À la lueur de la torche, il avait failli hurler, alors qu’il découvrait l’abysse qu’était devenue sa main. Mais le toucher de la fibre l’avait rassuré et il avait souri, cela lui avait, sur le moment, paru magique. Dommage, il n’avait pas pu se procurer le reste de l’équipement. Intimidé, il l’avait contemplé un long moment, puis l’avait enfilée. Douce, elle épousait les contours de son visage, sans qu’il n’en ressentît la moindre gêne. Dans un coin de l’appartement, un miroir brisé était encore suspendu au mur, il s’en était approché et avait découvert, à l’intérieur, son reflet sans tête. Une main s’était alors posée sur son épaule ; dans la psyché, deux spectres évoluaient désormais, ils étaient prêts.

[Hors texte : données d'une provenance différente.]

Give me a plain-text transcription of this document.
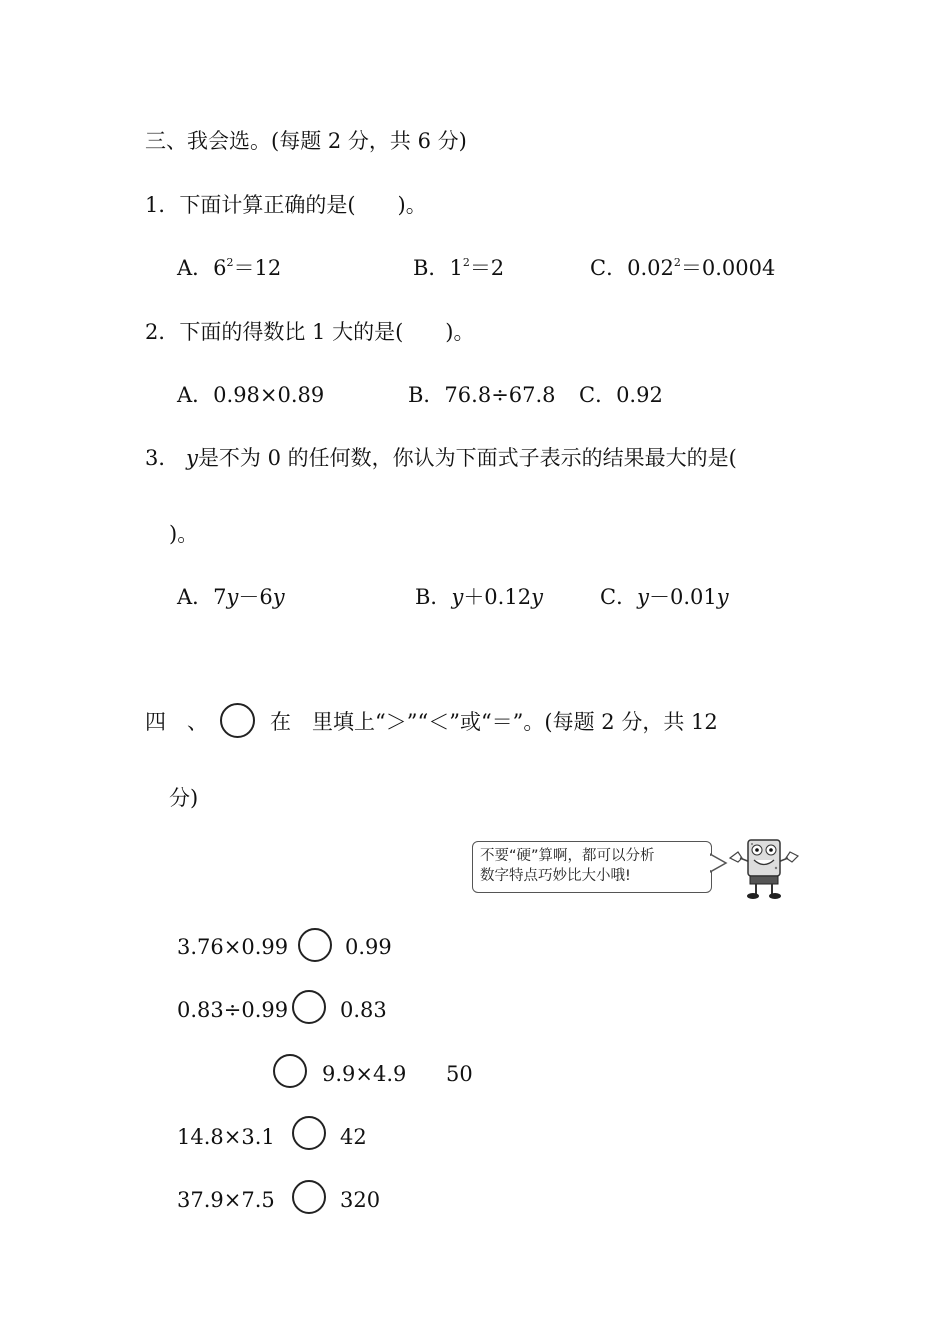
三、我会选。(每题 2 分，共 6 分)
1．下面计算正确的是(　　)。
A．$6^2=12$	B．$1^2=2$	C．$0.02^2=0.0004$
2．下面的得数比 1 大的是(　　)。
A．0.98×0.89	B．76.8÷67.8 C．0.92
3． y是不为 0 的任何数，你认为下面式子表示的结果最大的是(
)。
A．7y－6y	B．y＋0.12y	C．y－0.01y
四　、	在　里填上“＞”“＜”或“＝”。(每题 2 分，共 12
分)
不要“硬”算啊，都可以分析
数字特点巧妙比大小哦!
3.76×0.99	0.99
0.83÷0.99 0.83
9.9×4.9 50
14.8×3.1	42
37.9×7.5	320
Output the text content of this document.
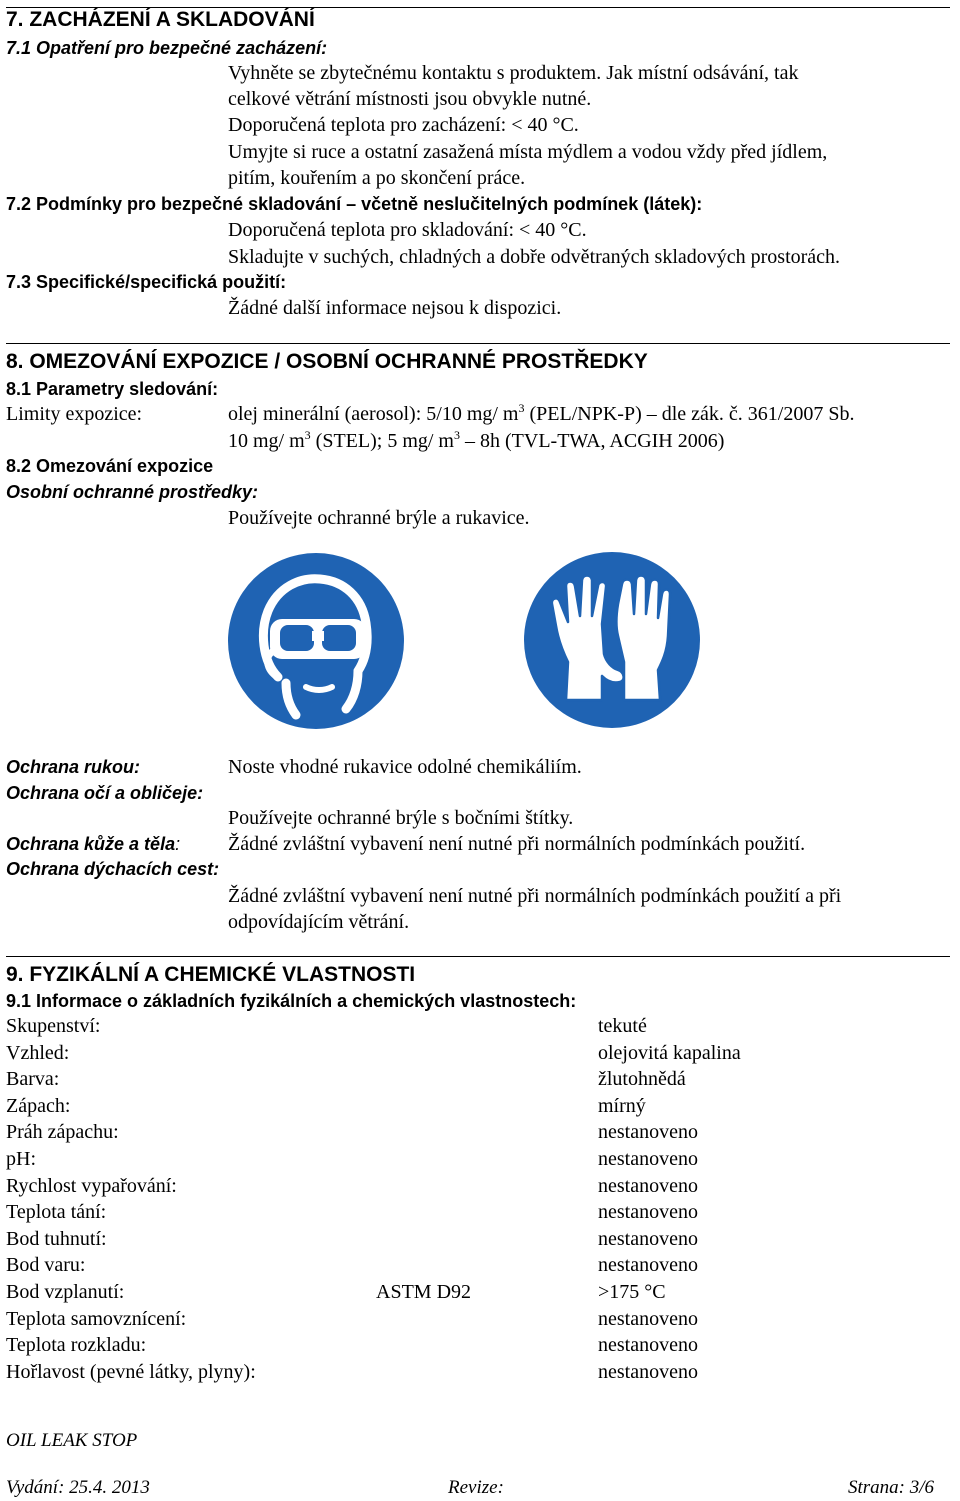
7. ZACHÁZENÍ A SKLADOVÁNÍ
7.1 Opatření pro bezpečné zacházení:
Vyhněte se zbytečnému kontaktu s produktem. Jak místní odsávání, tak
celkové větrání místnosti jsou obvykle nutné.
Doporučená teplota pro zacházení: < 40 °C.
Umyjte si ruce a ostatní zasažená místa mýdlem a vodou vždy před jídlem,
pitím, kouřením a po skončení práce.
7.2 Podmínky pro bezpečné skladování – včetně neslučitelných podmínek (látek):
Doporučená teplota pro skladování: < 40 °C.
Skladujte v suchých, chladných a dobře odvětraných skladových prostorách.
7.3 Specifické/specifická použití:
Žádné další informace nejsou k dispozici.
8. OMEZOVÁNÍ EXPOZICE / OSOBNÍ OCHRANNÉ PROSTŘEDKY
8.1 Parametry sledování:
Limity expozice:	olej minerální (aerosol): 5/10 mg/ $m^3$ (PEL/NPK-P) – dle zák. č. 361/2007 Sb.
10 mg/ $m^3$ (STEL); 5 mg/ $m^3 - 8h$ (TVL-TWA, ACGIH 2006)
8.2 Omezování expozice
Osobní ochranné prostředky:
Používejte ochranné brýle a rukavice.
Ochrana rukou:	Noste vhodné rukavice odolné chemikáliím.
Ochrana očí a obličeje:
Používejte ochranné brýle s bočními štítky.
Ochrana kůže a těla: Žádné zvláštní vybavení není nutné při normálních podmínkách použití.
Ochrana dýchacích cest:
Žádné zvláštní vybavení není nutné při normálních podmínkách použití a při
odpovídajícím větrání.
9. FYZIKÁLNÍ A CHEMICKÉ VLASTNOSTI
9.1 Informace o základních fyzikálních a chemických vlastnostech:
Skupenství:	tekuté
Vzhled:	olejovitá kapalina
Barva:	žlutohnědá
Zápach:	mírný
Práh zápachu:	nestanoveno
pH:	nestanoveno
Rychlost vypařování:	nestanoveno
Teplota tání:	nestanoveno
Bod tuhnutí:	nestanoveno
Bod varu:	nestanoveno
Bod vzplanutí:	ASTM D92	>175 °C
Teplota samovznícení:	nestanoveno
Teplota rozkladu:	nestanoveno
Hořlavost (pevné látky, plyny):	nestanoveno
OIL LEAK STOP
Vydání: 25.4. 2013	Revize:	Strana: 3/6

Légère, elle l’était, il s’en était rendu compte dès qu’il l’avait prise entre ses bras ; ses jambes refusant toujours de se mouvoir. Hélas, d’esquives en courses de fond, ses forces s’amenuisaient aussi endurant fût-il, et les pauses s’allongeaient. Elle devinait son épuisement et il la voyait qui se morigénait de la mauvaise volonté de ses membres rétifs. Plusieurs fois elle avait serré les poings, mais ces doigts se relâchaient aussitôt, comme un après un effort trop vain. Butée, elle fixait d’un air rageur son corps qu’elle semblait croire trop étriqué. Cependant, elle ne semblait plus gêner par la lumière, le crépuscule et la couverture nuageuse aidant, elle ne clignait plus des paupières avec frénésie ; les seules sources lumineuses n’étaient plus les halos fantomatiques et spasmodiques des quelques trop présents lampadaires encore en état de marche. Au cours de l’un de ses, devenus trop fréquents, arrêts, il avait tenté de lui demander son nom. Mais il avait, chaque fois, été dérouté par sa réaction, comme si la question avait quelque chose d’incongru, de déplacer, voire de grossier ; il avait renoncé. Peut-être que muette, ou pas, peut-être ne pouvait-elle que l’écrire et le lieu, comme le moment, n’était pas des plus propices.

Maintenant que l’entrée du nid n’était plus qu’à quelques pas de leur cachette, il savait qu’il ne devrait pas relâcher son attention. Assise à côté de lui, elle le dévisageait avec un air étonné.